Under its collective agreement negotiated with the players, the commissioner acts as judge, jury, appellate judge and executioner. But the flaws in that system during Goodell’s reign have become all too evident — his Bountygate, Adrian Peterson and Ray Rice rulings all later knocked down. In his rush to judgment, in his increasingly desperate attempts to demonstrate his all-encompassing authority over the players, Goodell was sloppy, he was inconsistent, he was knee jerk, he ran roughshod over procedure, he missed crossing t’s and dotting i’s and he got it wrong, again and again and again.
Somehow — and this certainly speaks to his personality, not to mention his competence — that did not make him gun shy. It did not cause him to step back and re-evaluate.
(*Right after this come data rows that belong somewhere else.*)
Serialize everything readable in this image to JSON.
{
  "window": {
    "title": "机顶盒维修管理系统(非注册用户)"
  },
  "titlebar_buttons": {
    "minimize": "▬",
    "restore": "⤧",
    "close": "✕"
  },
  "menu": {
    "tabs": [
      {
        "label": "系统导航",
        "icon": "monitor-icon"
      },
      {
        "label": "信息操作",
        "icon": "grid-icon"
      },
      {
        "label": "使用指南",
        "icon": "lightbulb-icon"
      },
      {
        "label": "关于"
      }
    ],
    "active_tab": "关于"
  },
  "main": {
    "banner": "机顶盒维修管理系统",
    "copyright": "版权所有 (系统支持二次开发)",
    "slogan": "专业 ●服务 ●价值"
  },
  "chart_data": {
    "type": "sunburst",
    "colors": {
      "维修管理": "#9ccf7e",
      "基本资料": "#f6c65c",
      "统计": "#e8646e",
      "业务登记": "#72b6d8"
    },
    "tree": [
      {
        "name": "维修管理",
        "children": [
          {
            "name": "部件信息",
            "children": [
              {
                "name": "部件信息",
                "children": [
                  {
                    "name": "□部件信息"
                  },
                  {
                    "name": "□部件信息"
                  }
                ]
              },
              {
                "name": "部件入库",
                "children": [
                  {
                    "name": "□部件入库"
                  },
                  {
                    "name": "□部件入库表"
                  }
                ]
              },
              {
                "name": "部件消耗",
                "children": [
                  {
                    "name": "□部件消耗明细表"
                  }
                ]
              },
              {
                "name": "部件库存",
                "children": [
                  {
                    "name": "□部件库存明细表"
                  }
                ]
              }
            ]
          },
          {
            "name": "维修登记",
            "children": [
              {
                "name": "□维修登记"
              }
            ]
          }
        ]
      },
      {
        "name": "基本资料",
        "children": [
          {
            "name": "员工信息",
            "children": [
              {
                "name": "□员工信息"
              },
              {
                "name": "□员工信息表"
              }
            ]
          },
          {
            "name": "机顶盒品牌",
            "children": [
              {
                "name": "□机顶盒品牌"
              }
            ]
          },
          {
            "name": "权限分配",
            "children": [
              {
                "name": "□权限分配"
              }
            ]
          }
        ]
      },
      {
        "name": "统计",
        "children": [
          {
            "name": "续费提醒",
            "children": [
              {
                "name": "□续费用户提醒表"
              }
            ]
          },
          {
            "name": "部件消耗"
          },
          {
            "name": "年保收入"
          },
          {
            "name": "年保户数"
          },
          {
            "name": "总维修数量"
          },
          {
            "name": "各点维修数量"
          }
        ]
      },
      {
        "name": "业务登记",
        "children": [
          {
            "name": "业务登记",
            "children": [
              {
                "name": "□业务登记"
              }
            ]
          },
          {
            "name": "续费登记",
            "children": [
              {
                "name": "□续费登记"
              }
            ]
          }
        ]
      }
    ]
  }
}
Instead, he became more determined than ever to bring down the hammer and prove that he was in charge. What better way to do that than to take on the NFL’s golden boy, and to take on Robert Kraft, who during debacles past had been one of Goodell’s most loyal supporters?
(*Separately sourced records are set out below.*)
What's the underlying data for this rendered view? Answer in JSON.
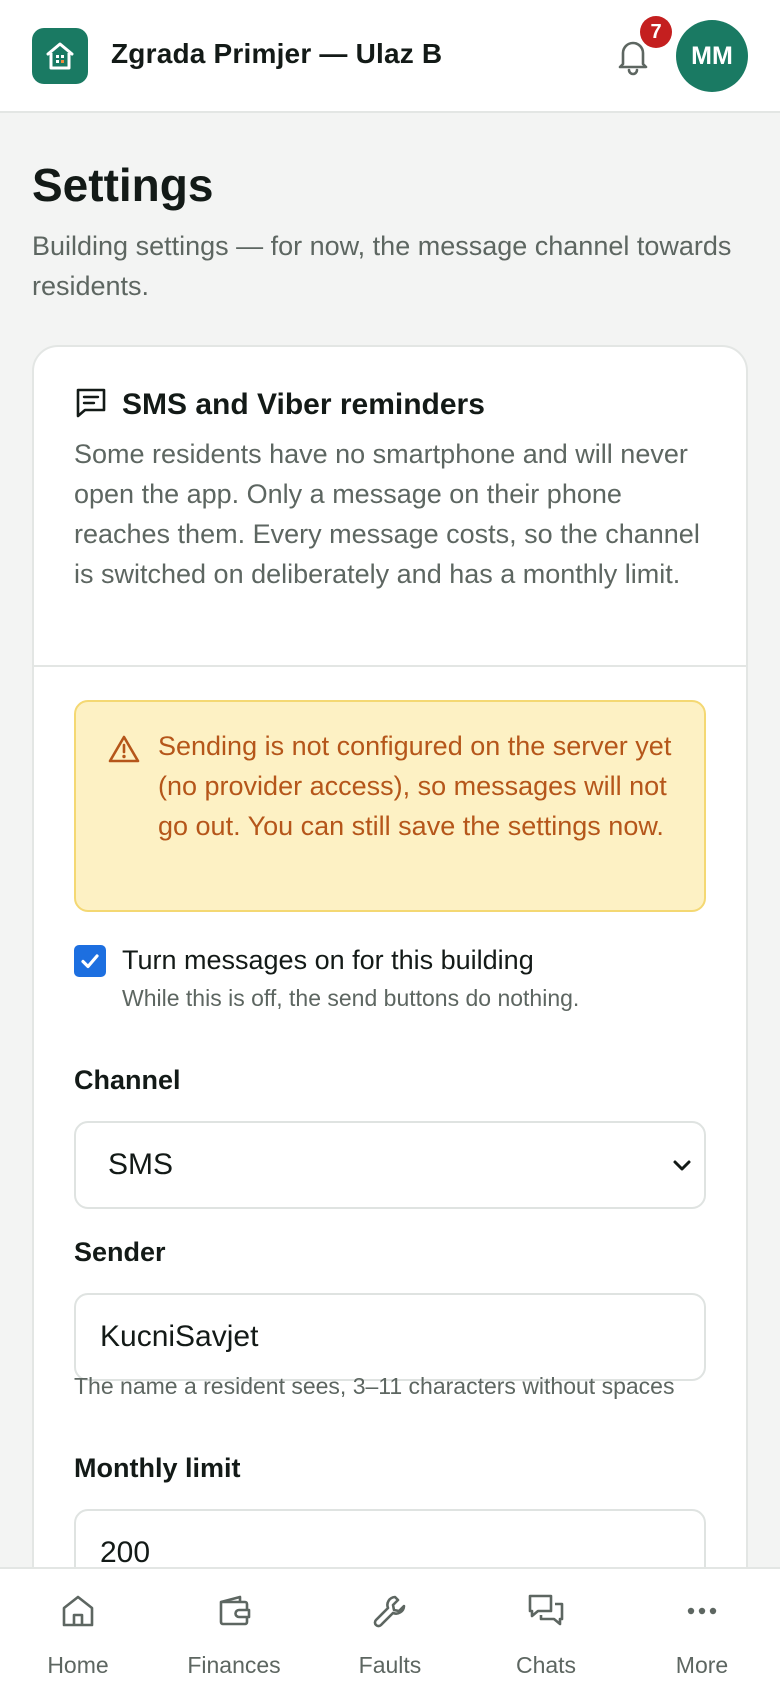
{
  "header": {
    "building_name": "Zgrada Primjer — Ulaz B",
    "notification_count": "7",
    "avatar_initials": "MM",
    "icons": {
      "logo": "house-icon",
      "bell": "bell-icon"
    }
  },
  "page": {
    "title": "Settings",
    "subtitle": "Building settings — for now, the message channel towards residents."
  },
  "card": {
    "title": "SMS and Viber reminders",
    "description": "Some residents have no smartphone and will never open the app. Only a message on their phone reaches them. Every message costs, so the channel is switched on deliberately and has a monthly limit.",
    "warning": "Sending is not configured on the server yet (no provider access), so messages will not go out. You can still save the settings now.",
    "enable": {
      "checked": true,
      "label": "Turn messages on for this building",
      "help": "While this is off, the send buttons do nothing."
    },
    "channel": {
      "label": "Channel",
      "value": "SMS"
    },
    "sender": {
      "label": "Sender",
      "value": "KucniSavjet",
      "help": "The name a resident sees, 3–11 characters without spaces"
    },
    "monthly_limit": {
      "label": "Monthly limit",
      "value": "200"
    }
  },
  "nav": {
    "items": [
      {
        "label": "Home",
        "icon": "home-icon"
      },
      {
        "label": "Finances",
        "icon": "wallet-icon"
      },
      {
        "label": "Faults",
        "icon": "wrench-icon"
      },
      {
        "label": "Chats",
        "icon": "chat-icon"
      },
      {
        "label": "More",
        "icon": "more-icon"
      }
    ]
  },
  "colors": {
    "brand": "#1a7a63",
    "badge": "#c41f1f",
    "warning_bg": "#fdf1c4",
    "warning_text": "#b5561a",
    "checkbox": "#1d6fe0"
  }
}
The league’s internal investigation, performed by Ted Wells, was revealed to the press and public as though it were the great, gotcha moment, leaked in a way as to maximize Brady’s embarrassment, though on actually reading it, you realized that they didn’t quite have the goods.
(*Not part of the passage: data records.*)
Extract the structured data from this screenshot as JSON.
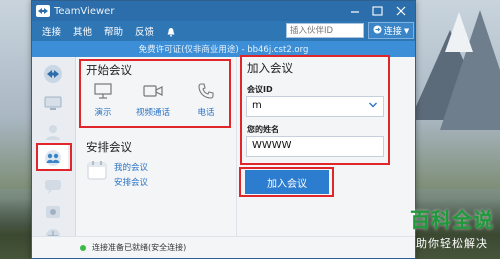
{
  "window": {
    "title": "TeamViewer"
  },
  "menubar": {
    "items": [
      "连接",
      "其他",
      "帮助",
      "反馈"
    ],
    "partner_id_placeholder": "插入伙伴ID",
    "connect_label": "连接"
  },
  "license_notice": "免费许可证(仅非商业用途) - bb46j.cst2.org",
  "start_meeting": {
    "title": "开始会议",
    "actions": [
      "演示",
      "视频通话",
      "电话"
    ]
  },
  "schedule_meeting": {
    "title": "安排会议",
    "links": [
      "我的会议",
      "安排会议"
    ]
  },
  "join_meeting": {
    "title": "加入会议",
    "id_label": "会议ID",
    "id_value": "m",
    "name_label": "您的姓名",
    "name_value": "WWWW",
    "join_button": "加入会议"
  },
  "status": {
    "text": "连接准备已就绪(安全连接)",
    "color": "#3dbb4a"
  },
  "watermark": {
    "main": "百科全说",
    "sub": "助你轻松解决"
  },
  "colors": {
    "accent": "#2c6eab",
    "highlight": "#e0262b",
    "link": "#2d74c4"
  }
}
If Brady accepted those findings at face value and acknowledged his guilt, they’d knock the four game suspension down a notch or two. Otherwise, see you in court, where the players retained the right to appeal league discipline, though only on narrow, legal grounds. The league even got to pick where the case would be heard.
What an arrogant, ill-conceived, bizarre gambit.
Following the case as it unfolded, the judge provided hint after hint that he thought a settlement was the best course. He made no secret of the fact that he thought the league’s case against Brady was procedurally flawed — the only grounds under which he could overturn the suspension. That left Goodell with but one leg to stand on — the all powerful authority of the Commissioner of the National Football League as defined by the collective agreement, the argument that it didn’t really matter about the fine points, about due process, about fairness, because in the end what he said was the law of the game, period.
The judge didn’t buy that. Perhaps another judge will when the league’s appeal is heard. But the damage to Goodell has already been done.
He may still find cover behind The Shield. But everyone can see that the emperor has no clothes.